Anche il presidente e direttore delegato di Nestlé, Peter Brabeck-Letmathe, ha offerto risposte limpide a chi ha paragonato l’attività della multinazionale in Columbia a quello dei cartelli della cocaina: «La differenza è che noi dai contadini compriamo il latte, non le foglie di coca, e lo rivendiamo in loco, offrendo un’alternativa a regioni depresse economicamente».

Standard etici

Denominatore comune è stata la ricerca di standard univoci per evitare il peggio. L’ONU, presente con il responsabile del dossier Gary Steel, ha promosso un partenariato fra economia e istituzioni per il rispetto dei diritti umani. Economisti, manager e ambientalisti concordano sulla loro bontà.
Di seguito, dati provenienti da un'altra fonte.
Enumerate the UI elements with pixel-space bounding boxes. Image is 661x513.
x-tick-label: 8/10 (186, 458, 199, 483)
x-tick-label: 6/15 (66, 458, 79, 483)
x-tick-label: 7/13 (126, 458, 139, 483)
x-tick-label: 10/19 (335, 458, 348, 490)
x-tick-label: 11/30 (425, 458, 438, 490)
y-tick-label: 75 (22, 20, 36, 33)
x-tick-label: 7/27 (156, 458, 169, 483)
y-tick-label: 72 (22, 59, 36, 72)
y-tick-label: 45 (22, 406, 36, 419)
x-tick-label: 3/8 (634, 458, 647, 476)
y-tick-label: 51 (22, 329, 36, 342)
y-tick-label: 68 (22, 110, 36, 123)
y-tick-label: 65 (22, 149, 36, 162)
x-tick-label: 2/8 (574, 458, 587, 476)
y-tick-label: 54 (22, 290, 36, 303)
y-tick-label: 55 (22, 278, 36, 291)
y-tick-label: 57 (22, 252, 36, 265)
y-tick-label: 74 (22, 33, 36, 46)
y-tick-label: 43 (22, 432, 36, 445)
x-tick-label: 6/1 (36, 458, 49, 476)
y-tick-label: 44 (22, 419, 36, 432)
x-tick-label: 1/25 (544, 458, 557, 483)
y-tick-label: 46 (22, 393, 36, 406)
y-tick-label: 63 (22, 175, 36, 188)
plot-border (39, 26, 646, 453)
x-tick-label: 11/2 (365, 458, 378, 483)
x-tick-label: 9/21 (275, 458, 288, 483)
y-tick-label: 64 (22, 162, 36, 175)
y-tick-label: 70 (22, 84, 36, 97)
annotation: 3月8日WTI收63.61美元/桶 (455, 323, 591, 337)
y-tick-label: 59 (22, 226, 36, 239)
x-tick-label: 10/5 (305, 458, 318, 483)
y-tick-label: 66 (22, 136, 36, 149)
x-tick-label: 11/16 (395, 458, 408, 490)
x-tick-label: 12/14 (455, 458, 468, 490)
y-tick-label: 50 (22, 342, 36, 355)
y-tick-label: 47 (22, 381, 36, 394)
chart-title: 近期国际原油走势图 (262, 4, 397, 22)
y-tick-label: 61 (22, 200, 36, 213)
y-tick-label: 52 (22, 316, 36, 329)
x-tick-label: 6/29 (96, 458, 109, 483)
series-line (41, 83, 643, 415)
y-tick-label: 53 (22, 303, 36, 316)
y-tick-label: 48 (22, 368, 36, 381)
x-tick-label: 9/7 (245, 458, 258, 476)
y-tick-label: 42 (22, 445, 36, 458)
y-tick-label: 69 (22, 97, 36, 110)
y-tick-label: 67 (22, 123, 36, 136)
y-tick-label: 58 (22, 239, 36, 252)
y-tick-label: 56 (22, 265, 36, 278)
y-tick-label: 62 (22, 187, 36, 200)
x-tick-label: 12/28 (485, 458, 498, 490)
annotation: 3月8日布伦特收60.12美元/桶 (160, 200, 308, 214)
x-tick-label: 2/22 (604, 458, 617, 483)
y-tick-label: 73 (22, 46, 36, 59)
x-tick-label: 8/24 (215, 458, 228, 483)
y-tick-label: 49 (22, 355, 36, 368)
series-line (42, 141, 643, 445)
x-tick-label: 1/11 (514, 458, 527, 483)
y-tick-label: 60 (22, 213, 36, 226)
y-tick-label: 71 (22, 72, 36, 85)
Il conflitto nasce però con l’applicazione: ci vuole un obbligo o basta la volontà? E poi, in un mondo fatto di stati nazionali, che strutture possono controllare veramente l’azione di società che travalicano i continenti?
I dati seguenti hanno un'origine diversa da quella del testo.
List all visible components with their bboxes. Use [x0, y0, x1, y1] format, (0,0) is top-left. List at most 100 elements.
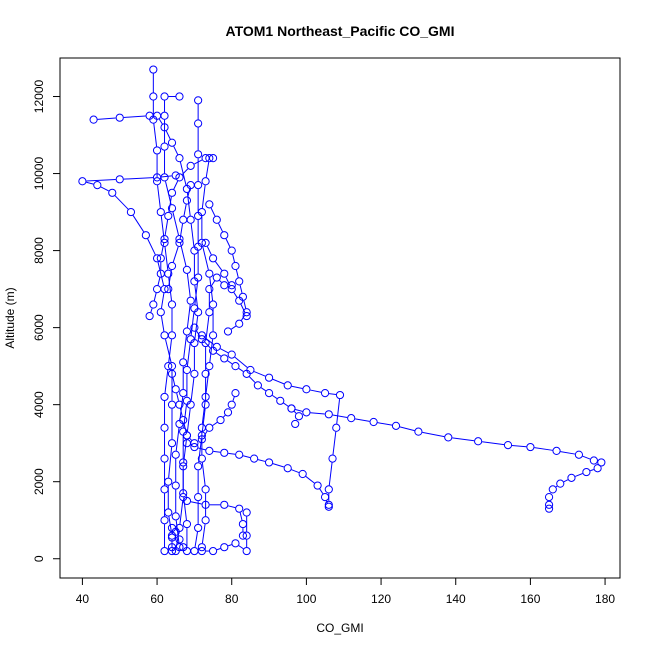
data-point — [182, 365, 192, 375]
data-point — [544, 493, 554, 502]
data-point — [227, 246, 236, 255]
series-6 — [160, 92, 195, 552]
data-point — [276, 396, 285, 405]
x-tick-label: 40 — [76, 592, 90, 606]
data-point — [160, 546, 169, 556]
data-point — [171, 512, 180, 521]
connector-segment — [173, 146, 179, 155]
data-point — [201, 154, 210, 163]
data-point — [175, 154, 184, 163]
connector-segment — [399, 426, 415, 432]
data-point — [186, 161, 195, 170]
data-point — [197, 546, 206, 556]
data-point — [152, 146, 162, 155]
connector-segment — [186, 304, 191, 328]
connector-segment — [232, 396, 235, 402]
connector-segment — [164, 219, 169, 236]
data-point — [223, 408, 233, 417]
connector-segment — [238, 545, 244, 550]
data-point — [186, 335, 195, 344]
data-point — [205, 423, 214, 432]
data-point — [220, 231, 229, 240]
connector-segment — [332, 414, 348, 418]
connector-segment — [86, 179, 116, 182]
series-11 — [197, 331, 345, 509]
data-point — [544, 504, 554, 513]
data-point — [264, 389, 274, 398]
connector-segment — [257, 459, 266, 462]
data-point — [175, 173, 184, 182]
connector-segment — [201, 524, 206, 544]
data-point — [212, 273, 221, 282]
data-point — [160, 485, 169, 494]
connector-segment — [239, 512, 243, 521]
data-point — [145, 311, 154, 321]
data-point — [205, 308, 214, 317]
data-point — [444, 433, 453, 442]
data-point — [223, 327, 233, 336]
connector-segment — [377, 422, 393, 426]
data-point — [208, 546, 218, 556]
connector-segment — [186, 408, 191, 432]
data-point — [474, 437, 483, 446]
connector-segment — [161, 242, 165, 255]
data-point — [152, 254, 162, 263]
data-point — [582, 467, 591, 477]
connector-segment — [295, 409, 303, 412]
connector-segment — [482, 441, 505, 446]
data-point — [227, 400, 236, 409]
connector-segment — [204, 341, 211, 349]
connector-segment — [218, 223, 223, 232]
data-point — [194, 242, 203, 251]
data-point — [227, 281, 236, 290]
connector-segment — [452, 437, 475, 442]
data-point — [78, 177, 87, 186]
connector-segment — [319, 488, 324, 495]
connector-segment — [97, 117, 116, 120]
data-point — [167, 331, 177, 340]
data-point — [194, 273, 203, 282]
data-point — [194, 462, 203, 471]
connector-segment — [210, 207, 216, 217]
connector-segment — [227, 544, 232, 547]
data-point — [320, 389, 330, 398]
connector-segment — [157, 277, 161, 286]
data-point — [164, 508, 173, 517]
data-point — [242, 311, 251, 321]
data-point — [201, 516, 210, 525]
data-point — [160, 423, 169, 432]
data-point — [167, 204, 177, 213]
series-5 — [179, 96, 203, 556]
connector-segment — [179, 408, 183, 417]
connector-segment — [179, 242, 187, 267]
data-point — [283, 381, 292, 390]
y-tick-label: 12000 — [32, 80, 46, 114]
data-point — [503, 441, 513, 450]
data-point — [201, 485, 210, 494]
data-point — [197, 423, 206, 432]
connector-segment — [189, 438, 192, 441]
connector-segment — [164, 246, 169, 270]
data-point — [160, 392, 169, 402]
data-point — [294, 412, 304, 421]
connector-segment — [231, 325, 237, 330]
series-14 — [205, 200, 251, 336]
connector-segment — [201, 408, 206, 432]
data-point — [246, 365, 255, 375]
y-axis-label: Altitude (m) — [3, 287, 17, 348]
data-point — [369, 417, 378, 427]
data-point — [89, 115, 98, 124]
data-point — [238, 531, 248, 540]
data-point — [179, 458, 188, 467]
connector-segment — [173, 180, 179, 190]
data-point — [242, 546, 251, 556]
data-point — [197, 435, 206, 444]
connector-segment — [209, 277, 214, 301]
connector-segment — [225, 277, 231, 286]
data-point — [231, 261, 240, 271]
data-point — [194, 493, 203, 502]
connector-segment — [238, 368, 244, 372]
connector-segment — [590, 469, 594, 472]
data-point — [164, 477, 173, 486]
connector-segment — [158, 118, 163, 125]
Il contributo della Svizzera

Uno degli appuntamenti è stato riservato al paese ospite della manifestazione internazionale. Quale sede di importanti gruppi multinazionali, anche la Svizzera ha un suo compito nello sviluppo del pianeta.

Ma l’immagine è contrastante: da una parte c’è l’ammirazione per un paese che per decenni è stato il primo della classe e che con soli sette milioni di abitanti riesce ad essere fra le prime venti potenze economiche al mondo. Il paese ha inoltre una tradizione democratica invidiata, una stabilità ed una qualità di vita altissime.
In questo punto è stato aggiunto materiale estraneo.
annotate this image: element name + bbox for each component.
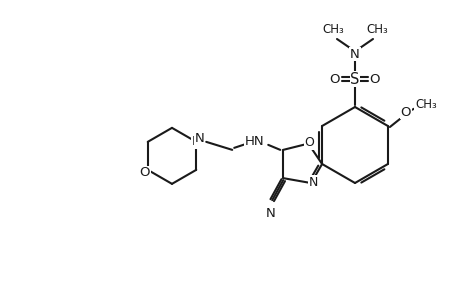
Text: S: S: [350, 71, 359, 86]
Text: N: N: [308, 176, 317, 189]
Text: CH₃: CH₃: [365, 22, 387, 35]
Text: O: O: [369, 73, 380, 85]
Text: CH₃: CH₃: [414, 98, 436, 110]
Text: O: O: [139, 167, 150, 179]
Text: N: N: [265, 207, 274, 220]
Text: N: N: [191, 135, 201, 148]
Text: N: N: [349, 47, 359, 61]
Text: O: O: [329, 73, 340, 85]
Text: N: N: [194, 132, 204, 146]
Text: HN: HN: [244, 135, 263, 148]
Text: O: O: [400, 106, 410, 118]
Text: CH₃: CH₃: [321, 22, 343, 35]
Text: O: O: [304, 136, 313, 149]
Dall’altra c’è un’insofferenza, anche all’interno della Svizzera stessa: verso la piazza finanziaria e il perbenismo isolazionista che risplende ben oltre i confini. Anche la tradizione umanitaria e dei buoni servizi diplomatici risplendono meno di un tempo nelle dinamiche internazionali profondamente mutate.

La crescita economica è ferma da anni, il livello di aiuto allo sviluppo pubblico sotto il limite prefissato dello 0,4% del PIL.

Il consigliere federale Pascal Couchepin non si dice però preoccupato oltre misura di questo fatto: «Eravamo i 14esimi, ma il mondo avanza, non possiamo competere in eterno con paesi emergenti con potenzialità ancora tutte da sviluppare».

Il dibattito sulla Svizzera, come gli altri appuntamenti dell’Open Forum, non ha portato a risultati, ma serve ad evidenziare le posizioni opposte, a far comunicare economia e società.

Il Forum economico, con la sua rigida politica di esclusione di chi non comanda, ha suscitato le ire dei no-global. L’Open Forum non offre soluzioni, ma almeno una piattaforma di discussione seria.

swissinfo, Daniele Papacella, Davos

Due sono gli appuntamenti paralleli al Forum economico mondiale (WEF) di Davos.

Da una parte c’è l’«Open Eye on Davos», gestito da organizzazioni non governative e ambientaliste.

Dall’altra c’è l’Open Forum, promosso dalla Chiesa evangelica e dal WEF stesso, che propone innanzitutto il dibattito fra società civile e mondo dell’economia.